Not adding business purpose. For business deductions, the IRS can disallow expenses where you cannot explain the business purpose. "Lunch at restaurant" is not sufficient. "Client meeting lunch with [name], discussed [project]" is.
Only keeping one copy. If your phone breaks or your computer crashes, the receipts are gone. Export and back up regularly.
How Long Should You Keep Scanned Receipts?
The IRS statute of limitations for audits determines how long to keep records:
- 3 years from the date you filed the return (standard)
- 6 years if you underreported income by more than 25%
- 7 years if you claimed a loss from worthless securities or bad debt
- Indefinitely if you did not file a return or filed a fraudulent return
Practical advice: keep all scanned receipts for 7 years. Digital storage is effectively free — a decade of receipt photos takes up a few gigabytes. There is no reason to delete them before the maximum statute window closes.
Organize by tax year: Receipts/2026/, Receipts/2025/, etc. After 7 years, you can safely delete the oldest year's folder.
Digitize Your Tax Receipts Now
Scan a receipt, copy the data, file the photo. The IRS says digital copies are valid — start digitizing.
Open Free Receipt ScannerFrequently Asked Questions
Can I throw away paper receipts after scanning them?

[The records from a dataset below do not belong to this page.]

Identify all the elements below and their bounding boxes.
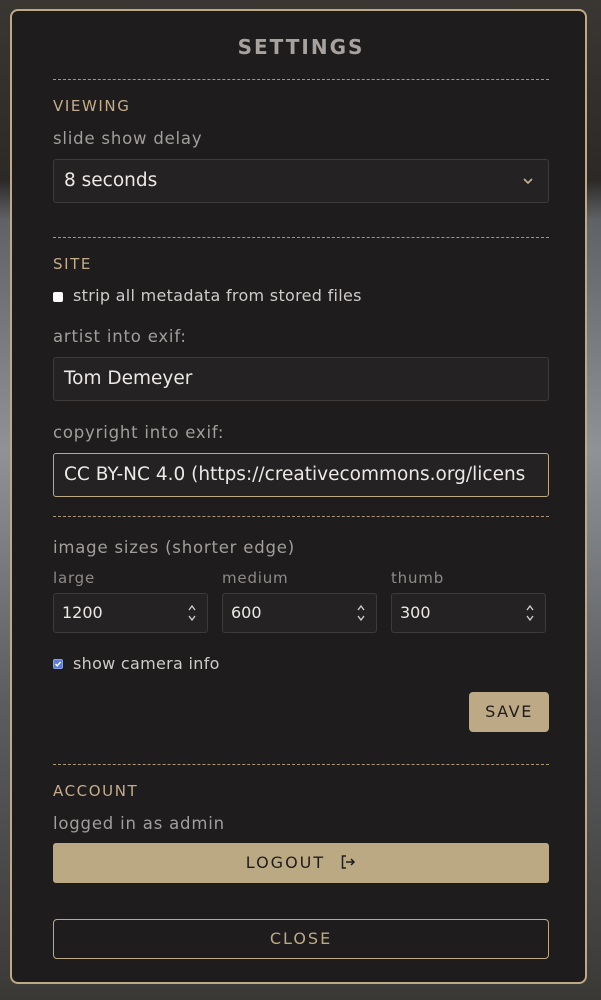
slideshow-delay-value: 8 seconds: [64, 170, 158, 191]
strip-metadata-label: strip all metadata from stored files: [73, 286, 362, 305]
copyright-exif-input[interactable]: CC BY-NC 4.0 (https://creativecommons.or…: [53, 453, 549, 497]
size-medium-label: medium: [222, 569, 289, 587]
logout-label: LOGOUT: [245, 853, 326, 872]
logged-in-status: logged in as admin: [53, 814, 225, 833]
camera-info-label: show camera info: [73, 654, 220, 673]
logout-icon: [342, 855, 356, 869]
settings-content: SETTINGS VIEWING slide show delay 8 seco…: [53, 11, 549, 982]
divider: [53, 79, 549, 80]
divider: [53, 237, 549, 238]
stepper-arrows-icon[interactable]: [187, 603, 197, 623]
size-large-input[interactable]: 1200: [53, 593, 208, 633]
artist-exif-label: artist into exif:: [53, 327, 187, 346]
save-button[interactable]: SAVE: [469, 692, 549, 732]
divider: [53, 764, 549, 765]
slideshow-delay-select[interactable]: 8 seconds: [53, 159, 549, 203]
copyright-exif-label: copyright into exif:: [53, 423, 225, 442]
artist-exif-value: Tom Demeyer: [64, 368, 193, 389]
size-thumb-input[interactable]: 300: [391, 593, 546, 633]
chevron-down-icon: [523, 178, 533, 185]
logout-button[interactable]: LOGOUT: [53, 843, 549, 883]
strip-metadata-checkbox[interactable]: [53, 292, 63, 302]
image-sizes-label: image sizes (shorter edge): [53, 538, 295, 557]
camera-info-checkbox[interactable]: [53, 659, 63, 669]
divider: [53, 516, 549, 517]
slideshow-delay-label: slide show delay: [53, 129, 203, 148]
close-button[interactable]: CLOSE: [53, 919, 549, 959]
settings-panel: SETTINGS VIEWING slide show delay 8 seco…: [10, 9, 587, 984]
section-heading-account: ACCOUNT: [53, 782, 139, 800]
artist-exif-input[interactable]: Tom Demeyer: [53, 357, 549, 401]
size-large-label: large: [53, 569, 96, 587]
stepper-arrows-icon[interactable]: [356, 603, 366, 623]
size-medium-value: 600: [231, 603, 262, 622]
size-thumb-label: thumb: [391, 569, 445, 587]
section-heading-site: SITE: [53, 255, 92, 273]
size-thumb-value: 300: [400, 603, 431, 622]
panel-title: SETTINGS: [237, 35, 365, 59]
section-heading-viewing: VIEWING: [53, 97, 131, 115]
stepper-arrows-icon[interactable]: [525, 603, 535, 623]
copyright-exif-value: CC BY-NC 4.0 (https://creativecommons.or…: [64, 464, 526, 485]
checkmark-icon: [54, 661, 62, 667]
size-large-value: 1200: [62, 603, 103, 622]
size-medium-input[interactable]: 600: [222, 593, 377, 633]
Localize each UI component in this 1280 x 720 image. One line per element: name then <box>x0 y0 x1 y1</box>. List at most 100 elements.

Yes. The IRS does not require you to keep the original paper receipt if you have a clear, legible digital copy. Revenue Procedure 97-22 explicitly allows electronic storage of tax documentation.
Do phone photos of receipts count for tax purposes?
Yes, as long as the photo is clear, legible, and includes all relevant information (date, amount, vendor, items). A focused, well-lit phone photo meets the IRS standard.
What happens if a scanned receipt is hard to read?
If the receipt is not legible enough for the IRS to verify the amount and purpose, it may not be accepted as adequate documentation. Always check that your photo is clear before discarding the paper original.
Do I need receipts for every tax deduction?
For deductions under $75 (except lodging), the IRS does not strictly require a receipt, but you still need a record (bank statement, log entry). For deductions over $75, a receipt or equivalent documentation is required.